Les trois artistes – le plus confirmé Kunikazu, et les plus jeunes Yoshitaki et Yoshiyuki, encore dans leur vingtaine – ont réalisé respectivement quarante, trente et une et vingt-neuf gravures de la série. Pour la première partie, ils se sont répartis à parts égales les cinquante estampes, à la suite les uns des autres (respectivement les planches 1-17, 18-33 et 34-50) ; dans la seconde partie (fig. 10), les œuvres de chaque artiste ne forment plus des suites continues, signe que la publication des cinquante dernières gravures a été réalisée de manière plus fractionnée. L’éditeur de la série fut Ishikawaya Wasuke, un nouveau venu dans le panorama très actif de l’édition à Ōsaka, qui ne comptait pas moins de quarante ou cinquante éditeurs de livres ou graveurs. Ishiwa, pour user du diminutif sous lequel il était connu, fut l’un des premiers à imprimer de véritables plans touristiques de la ville, qui permettaient aux voyageurs et aux pèlerins d’identifier d’un coup d’œil les édifices religieux et les sites naturels à visiter, mais aussi les commerces, les marchés et les spécialités culinaires, voire les souvenirs à rapporter, proposant même, à l’aide de couleurs différentes, des circuits à travers la ville. Ce type de documents témoigne de l’essor d’une véritable forme de tourisme urbain à Ōsaka au milieu du XIXe siècle, essor qui n’est pas étranger à la publication des Cent vues de Naniwa, sans doute vendues à l’origine à l’unité, comme des souvenirs aux visiteurs de sites, notamment religieux.
En l’absence de date de publication affichée, deux types d’informations permettent d’avancer une hypothèse : les détails calligraphiques des signatures de Kunikazu et Yoshitaki, mais surtout les sujets eux-mêmes, et les sources iconographiques utilisées par les artistes pour certaines gravures. La série n’est pas, en effet, une création originale, mais, selon une pratique courante pour de nombreux artistes de l’époque Edo, le fruit d’influences et d’emprunts à de multiples sources graphiques imprimées, notamment à des monographies régionales de la fin du XVIIIe siècle et des guides de voyage contemporains de sa publication.
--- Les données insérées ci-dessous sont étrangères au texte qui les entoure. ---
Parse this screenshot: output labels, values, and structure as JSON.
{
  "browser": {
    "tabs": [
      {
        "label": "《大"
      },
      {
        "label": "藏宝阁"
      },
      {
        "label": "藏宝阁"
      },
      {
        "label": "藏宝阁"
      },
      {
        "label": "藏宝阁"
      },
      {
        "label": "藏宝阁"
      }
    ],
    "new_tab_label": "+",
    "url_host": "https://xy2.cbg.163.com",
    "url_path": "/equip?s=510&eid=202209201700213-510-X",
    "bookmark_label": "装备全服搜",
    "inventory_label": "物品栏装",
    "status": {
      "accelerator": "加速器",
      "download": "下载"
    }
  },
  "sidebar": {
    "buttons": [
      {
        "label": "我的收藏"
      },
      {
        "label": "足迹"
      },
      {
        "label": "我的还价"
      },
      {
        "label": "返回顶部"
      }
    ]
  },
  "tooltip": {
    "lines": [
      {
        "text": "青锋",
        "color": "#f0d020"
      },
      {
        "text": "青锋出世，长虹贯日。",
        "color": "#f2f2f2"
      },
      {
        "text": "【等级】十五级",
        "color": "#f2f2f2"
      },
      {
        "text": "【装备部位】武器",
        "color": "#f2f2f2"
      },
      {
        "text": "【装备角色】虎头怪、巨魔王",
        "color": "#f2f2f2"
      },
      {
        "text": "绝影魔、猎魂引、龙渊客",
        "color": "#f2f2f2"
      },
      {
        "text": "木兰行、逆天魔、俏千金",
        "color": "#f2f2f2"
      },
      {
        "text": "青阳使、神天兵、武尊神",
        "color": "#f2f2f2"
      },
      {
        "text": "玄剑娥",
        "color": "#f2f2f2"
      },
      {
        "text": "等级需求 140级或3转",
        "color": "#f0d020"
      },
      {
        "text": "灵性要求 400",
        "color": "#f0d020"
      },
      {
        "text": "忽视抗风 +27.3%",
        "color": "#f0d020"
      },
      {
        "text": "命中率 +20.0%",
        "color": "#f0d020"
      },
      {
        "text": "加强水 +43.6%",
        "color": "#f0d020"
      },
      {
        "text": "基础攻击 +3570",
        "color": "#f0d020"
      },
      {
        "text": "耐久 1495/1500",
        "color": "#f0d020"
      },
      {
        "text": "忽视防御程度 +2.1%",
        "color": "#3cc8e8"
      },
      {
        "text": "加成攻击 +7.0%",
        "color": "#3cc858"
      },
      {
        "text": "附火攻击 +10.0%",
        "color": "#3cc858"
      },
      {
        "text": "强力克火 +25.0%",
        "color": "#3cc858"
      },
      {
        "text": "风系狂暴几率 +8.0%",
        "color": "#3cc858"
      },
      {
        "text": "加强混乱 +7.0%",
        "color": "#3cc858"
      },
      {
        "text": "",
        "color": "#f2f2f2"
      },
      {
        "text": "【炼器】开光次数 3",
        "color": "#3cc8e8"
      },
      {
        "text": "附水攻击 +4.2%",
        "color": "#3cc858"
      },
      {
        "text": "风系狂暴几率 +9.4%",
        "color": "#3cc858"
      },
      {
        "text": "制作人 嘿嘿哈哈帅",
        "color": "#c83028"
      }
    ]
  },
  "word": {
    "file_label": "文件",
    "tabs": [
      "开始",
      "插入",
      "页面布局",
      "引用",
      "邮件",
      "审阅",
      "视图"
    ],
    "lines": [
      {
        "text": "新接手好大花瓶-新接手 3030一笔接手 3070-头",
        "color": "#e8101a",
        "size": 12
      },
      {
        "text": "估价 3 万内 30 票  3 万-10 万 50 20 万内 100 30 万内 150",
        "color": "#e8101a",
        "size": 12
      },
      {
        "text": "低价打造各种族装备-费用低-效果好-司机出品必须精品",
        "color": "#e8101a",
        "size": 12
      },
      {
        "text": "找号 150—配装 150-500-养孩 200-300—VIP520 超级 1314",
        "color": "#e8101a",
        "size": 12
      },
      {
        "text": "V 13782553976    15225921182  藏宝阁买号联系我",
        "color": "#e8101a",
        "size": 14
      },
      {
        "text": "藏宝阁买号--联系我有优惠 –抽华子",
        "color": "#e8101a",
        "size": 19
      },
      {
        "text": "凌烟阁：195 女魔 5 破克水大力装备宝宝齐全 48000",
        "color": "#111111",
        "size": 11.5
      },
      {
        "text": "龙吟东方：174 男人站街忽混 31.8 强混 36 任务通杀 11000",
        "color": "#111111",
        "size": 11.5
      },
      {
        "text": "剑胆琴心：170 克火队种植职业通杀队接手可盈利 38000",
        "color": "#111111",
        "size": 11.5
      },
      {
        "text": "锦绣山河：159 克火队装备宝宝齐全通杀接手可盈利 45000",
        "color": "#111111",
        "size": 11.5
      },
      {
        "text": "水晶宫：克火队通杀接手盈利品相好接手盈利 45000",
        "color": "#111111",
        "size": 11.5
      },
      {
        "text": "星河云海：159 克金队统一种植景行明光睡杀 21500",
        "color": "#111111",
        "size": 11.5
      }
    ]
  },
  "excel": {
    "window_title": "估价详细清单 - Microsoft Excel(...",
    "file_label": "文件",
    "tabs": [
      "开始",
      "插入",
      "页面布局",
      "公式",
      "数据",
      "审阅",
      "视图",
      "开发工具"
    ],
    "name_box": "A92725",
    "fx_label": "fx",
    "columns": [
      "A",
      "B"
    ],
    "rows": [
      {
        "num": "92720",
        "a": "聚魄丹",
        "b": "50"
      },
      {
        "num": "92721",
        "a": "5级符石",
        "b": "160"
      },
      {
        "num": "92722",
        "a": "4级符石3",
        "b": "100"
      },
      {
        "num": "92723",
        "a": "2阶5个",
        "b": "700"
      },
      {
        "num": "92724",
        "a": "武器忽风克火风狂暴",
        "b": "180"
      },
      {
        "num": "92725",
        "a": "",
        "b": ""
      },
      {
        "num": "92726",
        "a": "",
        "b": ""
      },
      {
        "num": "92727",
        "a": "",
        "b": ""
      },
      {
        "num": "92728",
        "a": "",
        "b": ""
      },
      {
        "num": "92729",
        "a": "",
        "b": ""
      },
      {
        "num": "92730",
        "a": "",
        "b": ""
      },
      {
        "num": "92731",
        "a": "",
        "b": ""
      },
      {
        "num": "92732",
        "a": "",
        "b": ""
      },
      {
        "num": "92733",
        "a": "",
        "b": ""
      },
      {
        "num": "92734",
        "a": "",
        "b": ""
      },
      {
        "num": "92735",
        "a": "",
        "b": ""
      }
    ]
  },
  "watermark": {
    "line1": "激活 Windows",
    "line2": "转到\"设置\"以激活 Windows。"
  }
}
La forme du titre, le format vertical – relativement inhabituel pour les paysages –, la composition, les thèmes abordés et l’attention particulière portée aux saisons, évoquent en particulier la série de 119 planches des Cent vues de sites célèbres d’Edo de Hiroshige publiées entre 1856 et 1859, ce qui certifie que la série est postérieure. La date de publication se situerait probablement autour de 1863-1864, parallèlement à une autre série consacrée à Kyōto – les Cent vues de sites célèbres de la capitale (Miyako meisho hyakkei), publiée par le même éditeur, soit quelques années seulement avant l’avènement de l’ère Meiji (1868-1912).
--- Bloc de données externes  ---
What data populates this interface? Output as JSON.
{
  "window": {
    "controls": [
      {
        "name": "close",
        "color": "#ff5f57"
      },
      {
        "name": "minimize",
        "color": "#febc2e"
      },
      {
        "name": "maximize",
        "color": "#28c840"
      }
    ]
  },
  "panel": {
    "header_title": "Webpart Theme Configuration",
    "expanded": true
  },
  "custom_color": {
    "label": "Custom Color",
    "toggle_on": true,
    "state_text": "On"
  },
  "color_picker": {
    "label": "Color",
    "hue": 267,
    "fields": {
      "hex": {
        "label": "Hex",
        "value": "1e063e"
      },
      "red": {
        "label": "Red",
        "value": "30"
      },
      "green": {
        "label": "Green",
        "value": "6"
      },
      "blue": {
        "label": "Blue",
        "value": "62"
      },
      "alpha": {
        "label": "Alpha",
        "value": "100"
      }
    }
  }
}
La comparaison entre différents exemplaires de la série montre des variantes dans les tonalités de couleur, chaque tirage – généralement d’une centaine d’exemplaires – étant par définition unique. Si on peut en déduire que la série a connu un nombre relativement important de tirages, aujourd’hui seuls dix exemplaires complets des Cent vues de Naniwa sont identifiés dans les collections de musées et de bibliothèques à travers le monde, ce qui en fait une série particulièrement rare. Dans l’exemplaire conservé à l’INHA, les cinquante premières gravures appartiennent au premier tirage : elles sont fidèles aux couleurs originales ainsi qu’aux détails d’impression comme les dégradés ; les cinquante gravures de la seconde partie sont également d’une qualité d’impression remarquable, même si quelques planches présentent des différences avec l’editio princeps.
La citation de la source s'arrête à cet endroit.